2) la confraternita viene ricostituita e trasferisce la sede della stessa un’altra di recente costituzione             all’interno dello stesso comune che ne è priva
 3) la confraternita viene soppressa

C) Confraternite aventi fine di culto non ancora riconosciuto formalmente non ancora esistenti al 7 giugno 1929

Per questo tipo di confraternite non è possibile acquisire la personalità giuridica. È tuttavia praticabile la strada dell’aggregazione con una confraternita dotata di personalità giuridica e non più attiva ma esistente al 1929 esistente all’interno dello stesso comune.

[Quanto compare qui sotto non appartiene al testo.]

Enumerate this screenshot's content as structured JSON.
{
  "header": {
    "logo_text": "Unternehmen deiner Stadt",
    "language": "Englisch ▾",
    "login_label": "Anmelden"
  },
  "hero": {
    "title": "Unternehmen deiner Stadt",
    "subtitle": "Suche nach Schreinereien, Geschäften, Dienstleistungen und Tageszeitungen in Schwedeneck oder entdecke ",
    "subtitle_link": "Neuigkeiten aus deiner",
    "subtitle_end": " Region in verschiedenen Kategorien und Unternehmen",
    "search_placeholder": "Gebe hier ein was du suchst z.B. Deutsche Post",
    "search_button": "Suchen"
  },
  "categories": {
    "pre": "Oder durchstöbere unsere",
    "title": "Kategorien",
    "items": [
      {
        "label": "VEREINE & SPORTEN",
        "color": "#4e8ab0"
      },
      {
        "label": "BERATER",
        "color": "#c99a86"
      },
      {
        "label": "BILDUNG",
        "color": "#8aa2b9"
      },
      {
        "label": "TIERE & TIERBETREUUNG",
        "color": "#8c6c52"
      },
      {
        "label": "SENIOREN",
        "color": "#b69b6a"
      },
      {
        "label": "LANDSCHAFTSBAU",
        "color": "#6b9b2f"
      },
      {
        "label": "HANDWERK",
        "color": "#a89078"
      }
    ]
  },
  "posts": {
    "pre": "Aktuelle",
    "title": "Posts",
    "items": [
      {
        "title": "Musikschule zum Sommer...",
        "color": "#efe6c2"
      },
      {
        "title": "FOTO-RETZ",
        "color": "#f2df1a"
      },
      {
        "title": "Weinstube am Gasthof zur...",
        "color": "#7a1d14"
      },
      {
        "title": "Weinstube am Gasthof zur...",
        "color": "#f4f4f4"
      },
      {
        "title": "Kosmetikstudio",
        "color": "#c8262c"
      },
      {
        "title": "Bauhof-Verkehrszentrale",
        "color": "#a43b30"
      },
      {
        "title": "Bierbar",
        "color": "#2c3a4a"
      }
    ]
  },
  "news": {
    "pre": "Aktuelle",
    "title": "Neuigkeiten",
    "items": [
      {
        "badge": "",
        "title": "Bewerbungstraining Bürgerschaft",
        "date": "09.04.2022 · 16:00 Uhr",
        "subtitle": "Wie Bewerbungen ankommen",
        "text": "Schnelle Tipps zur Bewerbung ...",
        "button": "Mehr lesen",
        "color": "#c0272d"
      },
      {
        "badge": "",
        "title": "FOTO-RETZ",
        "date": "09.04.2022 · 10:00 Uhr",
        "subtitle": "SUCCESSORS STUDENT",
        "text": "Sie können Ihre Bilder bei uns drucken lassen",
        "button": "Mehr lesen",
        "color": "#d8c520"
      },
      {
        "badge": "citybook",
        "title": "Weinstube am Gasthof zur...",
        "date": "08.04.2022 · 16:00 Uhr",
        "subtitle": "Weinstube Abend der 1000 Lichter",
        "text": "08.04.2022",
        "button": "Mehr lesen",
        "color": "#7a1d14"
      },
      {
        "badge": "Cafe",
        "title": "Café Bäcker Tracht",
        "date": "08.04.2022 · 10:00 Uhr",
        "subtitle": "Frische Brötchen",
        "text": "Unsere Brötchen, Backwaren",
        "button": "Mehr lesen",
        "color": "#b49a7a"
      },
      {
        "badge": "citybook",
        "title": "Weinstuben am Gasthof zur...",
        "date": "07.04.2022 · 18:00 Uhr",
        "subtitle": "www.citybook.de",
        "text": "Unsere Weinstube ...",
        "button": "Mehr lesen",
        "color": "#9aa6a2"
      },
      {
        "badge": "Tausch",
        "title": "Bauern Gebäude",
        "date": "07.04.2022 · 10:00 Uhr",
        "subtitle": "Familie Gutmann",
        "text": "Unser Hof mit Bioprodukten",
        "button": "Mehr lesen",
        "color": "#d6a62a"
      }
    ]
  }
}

 I passi da seguire in questo caso sono:

.1)     il Vescovo diocesano deve nominare un commissario della confraternita “quiescente” a norma del can. 318, § 1 del codice di diritto canonico, perché provveda all'iscrizione nel registro e agli altri atti amministrativi, governando la confraternita per un tempo determinato, oppure i confratelli della confraternita attiva assumono i ruoli direttivi della confraternita “quiescente” provvedendo alla nomina degli organi direttivi e provvedere all’iscrizione nel registro e agli altri atti amministrativi.

2)     Si richiede alla prefettura il trasferimento della sede presso la confraternita “attiva”

3)     Si fa richiesta al ministero dell’interno di aggiungere al nome della confraternita “quiescente” quello della confraternita “attiva”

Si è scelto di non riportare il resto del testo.